Pizza lovers could soon be paying less for their favourite pies.

A ruling made this week by the Canadian Dairy Commission could soon allow Canadian restaurants to buy deeply discounted mozzarella cheese.

The commission changed the rules used to classify mozzarella cheese, putting the milk product in its own class and essentially removing it from supply-management pricing. Before the ruling, the price for mozzarella cheese in Canada was artificially high when compared to the world market.

The new class, to take effect June 1, is expected to result in lower costs for Canadian-made mozzarella for restaurants that prepare and cook pizzas on site.

Bob Abumeeiz, who owns Arcata Pizzeria in Windsor, Ont., said the ruling could drop the price of a large pizza by as much as 10 per cent.

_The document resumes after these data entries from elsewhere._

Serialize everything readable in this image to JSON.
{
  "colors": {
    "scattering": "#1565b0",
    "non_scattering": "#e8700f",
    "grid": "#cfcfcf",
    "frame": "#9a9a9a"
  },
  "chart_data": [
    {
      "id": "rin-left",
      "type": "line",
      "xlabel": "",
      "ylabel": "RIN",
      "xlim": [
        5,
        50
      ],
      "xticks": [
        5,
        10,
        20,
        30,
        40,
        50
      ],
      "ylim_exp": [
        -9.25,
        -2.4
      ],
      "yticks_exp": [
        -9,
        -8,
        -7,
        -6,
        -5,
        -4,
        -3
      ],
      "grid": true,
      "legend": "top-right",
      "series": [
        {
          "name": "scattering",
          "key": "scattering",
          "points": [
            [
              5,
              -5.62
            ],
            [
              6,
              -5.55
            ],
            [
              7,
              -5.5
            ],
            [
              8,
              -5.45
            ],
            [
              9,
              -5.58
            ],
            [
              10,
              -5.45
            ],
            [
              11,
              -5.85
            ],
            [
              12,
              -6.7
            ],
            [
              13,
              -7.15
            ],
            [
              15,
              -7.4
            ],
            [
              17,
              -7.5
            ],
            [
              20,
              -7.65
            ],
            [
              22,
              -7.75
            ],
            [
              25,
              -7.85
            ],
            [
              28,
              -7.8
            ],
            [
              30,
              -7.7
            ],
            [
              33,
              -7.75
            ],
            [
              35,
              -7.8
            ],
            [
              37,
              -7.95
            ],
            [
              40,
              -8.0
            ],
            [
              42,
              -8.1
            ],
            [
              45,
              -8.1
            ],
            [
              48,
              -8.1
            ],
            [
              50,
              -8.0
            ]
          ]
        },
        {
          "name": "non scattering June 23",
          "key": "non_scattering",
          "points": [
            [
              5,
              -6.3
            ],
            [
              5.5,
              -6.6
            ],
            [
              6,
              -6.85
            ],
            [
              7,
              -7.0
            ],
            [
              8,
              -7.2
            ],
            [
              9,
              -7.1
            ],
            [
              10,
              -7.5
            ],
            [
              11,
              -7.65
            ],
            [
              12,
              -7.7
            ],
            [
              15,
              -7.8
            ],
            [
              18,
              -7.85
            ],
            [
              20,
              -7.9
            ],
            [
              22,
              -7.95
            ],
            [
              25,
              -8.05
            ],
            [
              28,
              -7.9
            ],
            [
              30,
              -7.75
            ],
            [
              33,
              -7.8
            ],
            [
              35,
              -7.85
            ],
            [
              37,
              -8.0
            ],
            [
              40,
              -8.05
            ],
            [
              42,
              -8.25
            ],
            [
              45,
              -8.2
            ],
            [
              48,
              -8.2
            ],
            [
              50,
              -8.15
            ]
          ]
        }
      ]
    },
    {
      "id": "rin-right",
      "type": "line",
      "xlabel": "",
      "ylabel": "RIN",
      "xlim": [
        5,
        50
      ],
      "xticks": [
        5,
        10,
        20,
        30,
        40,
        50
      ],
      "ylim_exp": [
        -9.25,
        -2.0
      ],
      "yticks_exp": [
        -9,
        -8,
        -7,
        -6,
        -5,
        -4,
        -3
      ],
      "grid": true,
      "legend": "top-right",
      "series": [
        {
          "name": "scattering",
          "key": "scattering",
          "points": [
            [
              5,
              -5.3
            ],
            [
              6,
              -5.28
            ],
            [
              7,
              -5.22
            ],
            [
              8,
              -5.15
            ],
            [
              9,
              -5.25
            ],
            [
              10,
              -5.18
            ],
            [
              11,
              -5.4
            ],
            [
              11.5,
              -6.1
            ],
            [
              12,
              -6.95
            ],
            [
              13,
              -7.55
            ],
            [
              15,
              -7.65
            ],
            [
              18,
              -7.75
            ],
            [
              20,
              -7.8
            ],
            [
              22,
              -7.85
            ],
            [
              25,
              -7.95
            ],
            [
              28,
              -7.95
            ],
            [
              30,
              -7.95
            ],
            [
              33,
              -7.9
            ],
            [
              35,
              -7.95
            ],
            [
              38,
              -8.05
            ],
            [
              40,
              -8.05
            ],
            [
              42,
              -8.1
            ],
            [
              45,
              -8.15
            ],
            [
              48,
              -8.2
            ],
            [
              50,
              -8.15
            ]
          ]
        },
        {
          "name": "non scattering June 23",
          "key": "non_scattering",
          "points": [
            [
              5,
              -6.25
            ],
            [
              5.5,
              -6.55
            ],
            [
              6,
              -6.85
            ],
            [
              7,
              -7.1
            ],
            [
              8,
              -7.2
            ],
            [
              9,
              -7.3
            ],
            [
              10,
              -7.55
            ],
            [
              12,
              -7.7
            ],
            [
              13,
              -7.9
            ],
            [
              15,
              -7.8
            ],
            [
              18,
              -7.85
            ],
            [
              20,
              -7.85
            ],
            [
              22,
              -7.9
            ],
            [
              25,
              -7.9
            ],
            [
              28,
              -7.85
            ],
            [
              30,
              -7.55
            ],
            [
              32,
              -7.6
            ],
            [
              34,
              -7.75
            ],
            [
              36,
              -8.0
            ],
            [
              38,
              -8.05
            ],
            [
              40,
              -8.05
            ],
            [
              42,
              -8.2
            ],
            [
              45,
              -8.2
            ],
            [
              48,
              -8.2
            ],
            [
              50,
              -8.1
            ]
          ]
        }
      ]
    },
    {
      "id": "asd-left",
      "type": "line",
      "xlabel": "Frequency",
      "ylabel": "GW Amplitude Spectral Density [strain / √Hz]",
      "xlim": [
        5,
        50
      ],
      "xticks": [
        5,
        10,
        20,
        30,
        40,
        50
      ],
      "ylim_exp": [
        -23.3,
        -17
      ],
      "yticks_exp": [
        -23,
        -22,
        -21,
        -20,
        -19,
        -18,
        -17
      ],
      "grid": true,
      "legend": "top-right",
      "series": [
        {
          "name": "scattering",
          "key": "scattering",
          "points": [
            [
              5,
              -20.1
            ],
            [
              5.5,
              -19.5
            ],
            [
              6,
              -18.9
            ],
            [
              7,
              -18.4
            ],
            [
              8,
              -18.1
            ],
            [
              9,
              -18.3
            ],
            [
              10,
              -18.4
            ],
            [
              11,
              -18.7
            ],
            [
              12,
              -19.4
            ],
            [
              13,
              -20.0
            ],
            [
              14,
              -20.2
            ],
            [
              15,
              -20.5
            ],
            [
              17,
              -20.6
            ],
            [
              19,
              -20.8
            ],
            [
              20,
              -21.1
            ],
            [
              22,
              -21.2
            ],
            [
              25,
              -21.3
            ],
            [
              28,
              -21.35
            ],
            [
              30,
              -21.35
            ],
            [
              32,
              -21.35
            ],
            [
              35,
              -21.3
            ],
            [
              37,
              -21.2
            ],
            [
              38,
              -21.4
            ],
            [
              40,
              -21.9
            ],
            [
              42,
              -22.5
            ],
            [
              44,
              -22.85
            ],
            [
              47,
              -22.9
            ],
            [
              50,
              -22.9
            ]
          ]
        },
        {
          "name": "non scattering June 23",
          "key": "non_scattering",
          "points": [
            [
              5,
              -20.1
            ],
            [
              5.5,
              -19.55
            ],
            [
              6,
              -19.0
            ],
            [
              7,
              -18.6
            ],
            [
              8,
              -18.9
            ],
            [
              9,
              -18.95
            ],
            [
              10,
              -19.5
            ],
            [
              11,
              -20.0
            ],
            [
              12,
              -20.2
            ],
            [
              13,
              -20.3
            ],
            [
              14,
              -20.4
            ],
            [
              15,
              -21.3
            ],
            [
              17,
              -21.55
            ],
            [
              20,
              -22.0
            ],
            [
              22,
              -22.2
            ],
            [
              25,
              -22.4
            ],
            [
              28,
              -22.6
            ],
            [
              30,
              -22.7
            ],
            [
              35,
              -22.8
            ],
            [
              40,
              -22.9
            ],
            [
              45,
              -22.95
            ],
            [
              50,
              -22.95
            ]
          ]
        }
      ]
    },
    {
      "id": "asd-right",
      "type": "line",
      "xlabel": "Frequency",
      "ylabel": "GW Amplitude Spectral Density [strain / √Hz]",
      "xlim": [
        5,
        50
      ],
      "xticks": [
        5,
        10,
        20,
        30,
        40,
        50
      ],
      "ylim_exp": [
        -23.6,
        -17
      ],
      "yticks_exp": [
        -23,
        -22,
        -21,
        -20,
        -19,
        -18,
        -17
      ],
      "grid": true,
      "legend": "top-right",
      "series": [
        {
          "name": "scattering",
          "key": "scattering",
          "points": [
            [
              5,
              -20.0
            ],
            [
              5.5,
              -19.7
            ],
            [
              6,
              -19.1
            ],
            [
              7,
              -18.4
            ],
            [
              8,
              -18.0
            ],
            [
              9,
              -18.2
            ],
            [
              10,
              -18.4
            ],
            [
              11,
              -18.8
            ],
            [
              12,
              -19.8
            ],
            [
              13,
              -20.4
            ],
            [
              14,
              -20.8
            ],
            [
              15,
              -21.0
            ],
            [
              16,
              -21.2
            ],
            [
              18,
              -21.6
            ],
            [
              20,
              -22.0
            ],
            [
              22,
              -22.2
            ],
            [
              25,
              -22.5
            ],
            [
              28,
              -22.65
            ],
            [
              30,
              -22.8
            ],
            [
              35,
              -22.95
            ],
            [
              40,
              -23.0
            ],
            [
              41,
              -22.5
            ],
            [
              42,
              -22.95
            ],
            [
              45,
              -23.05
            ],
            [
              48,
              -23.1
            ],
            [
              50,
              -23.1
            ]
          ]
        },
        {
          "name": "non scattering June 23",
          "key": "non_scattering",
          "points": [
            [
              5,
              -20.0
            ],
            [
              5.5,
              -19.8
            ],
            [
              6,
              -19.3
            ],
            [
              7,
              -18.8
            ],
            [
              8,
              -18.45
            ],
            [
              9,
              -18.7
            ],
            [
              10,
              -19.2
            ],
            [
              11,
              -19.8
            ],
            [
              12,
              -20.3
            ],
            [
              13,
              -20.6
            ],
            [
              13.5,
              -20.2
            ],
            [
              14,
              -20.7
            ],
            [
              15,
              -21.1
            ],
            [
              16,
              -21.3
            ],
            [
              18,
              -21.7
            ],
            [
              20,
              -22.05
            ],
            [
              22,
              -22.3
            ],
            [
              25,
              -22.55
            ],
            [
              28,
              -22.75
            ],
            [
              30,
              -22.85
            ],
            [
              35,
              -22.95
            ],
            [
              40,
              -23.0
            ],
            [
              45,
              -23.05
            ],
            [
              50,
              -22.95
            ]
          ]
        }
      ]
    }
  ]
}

"I've been in this business 17 years, and this is the first time cheese has ever gone down," Abumeeiz said. "It's unheard of."

Abumeeiz said when he first started in the business, a kilogram of cheese cost $6.75. Today, he said it costs him $10. He spends $17,000 a month on mozzarella cheese.

Abumeeiz said he's "ecstatic about this news."

"Of course, it’s going to affect the price“ Abumeeiz said. "The more people that know about it, people are going to ask ‘cheese prices went down — how come the pizza price is the same?’ The customers are aware of what’s going on around them. It’s going to affect the bottom-line of the pizza price.”

Mario Dalimonte, who owns Bullseye Pizza in LaSalle, Ont., praised the ruling.

"This is like gas going down to 80 cents a litre. It's better for everyone," he said.

Dalimonte said cheese is two-thirds the cost of a pizza. He said lowering the cost would allow him to hire more people and give staff more hours of work.

Restaurant and pizzeria owners have been calling for cheaper cheese for almost 15 years, ever since frozen pizza makers — including frozen-food giant McCain — won an exemption from Ottawa that allowed them to buy cheese at the cheaper world market price.

"There's been an inequity with frozen pizza versus fresh pizza with the exact same mozza cheese, and we've been pushing and pushing and pushing (for changes)," said Garth Whyte, president of the Canadian Restaurant and Foodservices Association. "This is a major first step on dealing with this issue, and will be significant savings to our members who sell pizza."

While frozen pizza makers have been allowed to buy cheaper cheese, a number of restaurant chains recently began circumventing hefty cheese tariffs by importing their mozzarella by way of pizza topping kits.

The Canada Border Services Agency last year designated the boxed cheese-and-pepperoni combinations as a food preparation, rather than simply cheese, meaning they could be imported duty-free.

"This puts us all on a level playing field," Dalimonte said.

It remains to be seen whether dairy processors will pass the savings from the new '3d' classification on to restaurant owners. Canada’s restaurant industry purchases $2.5 billion worth of dairy products annually.

Cheese accounts for between 50 and 70 per cent of the cost of a pizza.

High prices are part of the reason some pizzeria owners were turning to contraband cheese, smuggled into Canada from the U.S.

Last fall CBC News learned three men, including one current and one former police officer from the Niagara Falls area, were charged in connection with an international cheese-smuggling network.

The men are accused of smuggling caseloads of cheap cheese from the U.S. to sell to Canadian pizzerias and restaurants.

"It looks as though the farmers have hoisted the white flag," said James McIlroy, an international trade consultant based in Toronto, who called the mozzarella move the thin edge of a wedge that will only drive down prices for other milk products.

"This is going to go on and on," said McIlroy. "There's going to be more and more foreign processed products coming into Canada, using foreign dairy products, which are going to cause problems for our processed cheese industry."

Agriculture Minister Gerry Ritz called the move "good news for Canadian dairy farmers, processors and our restaurant industry."

But there will likely always be a price gap between Canadian products and those coming in from bigger markets, particularly the United States, Ritz said.

"At the end of the day I can get a hotel room in the same chain cheaper in the U.S., I can get a steak dinner (for less), it just goes on and on and on," said Ritz. "It comes down to economies of scale."

Ritz applauded the new mozzarella milk class as a good public relations move for Canada's dairy farmers and expressed hope that it would result in more consumption of Canadian-made cheese.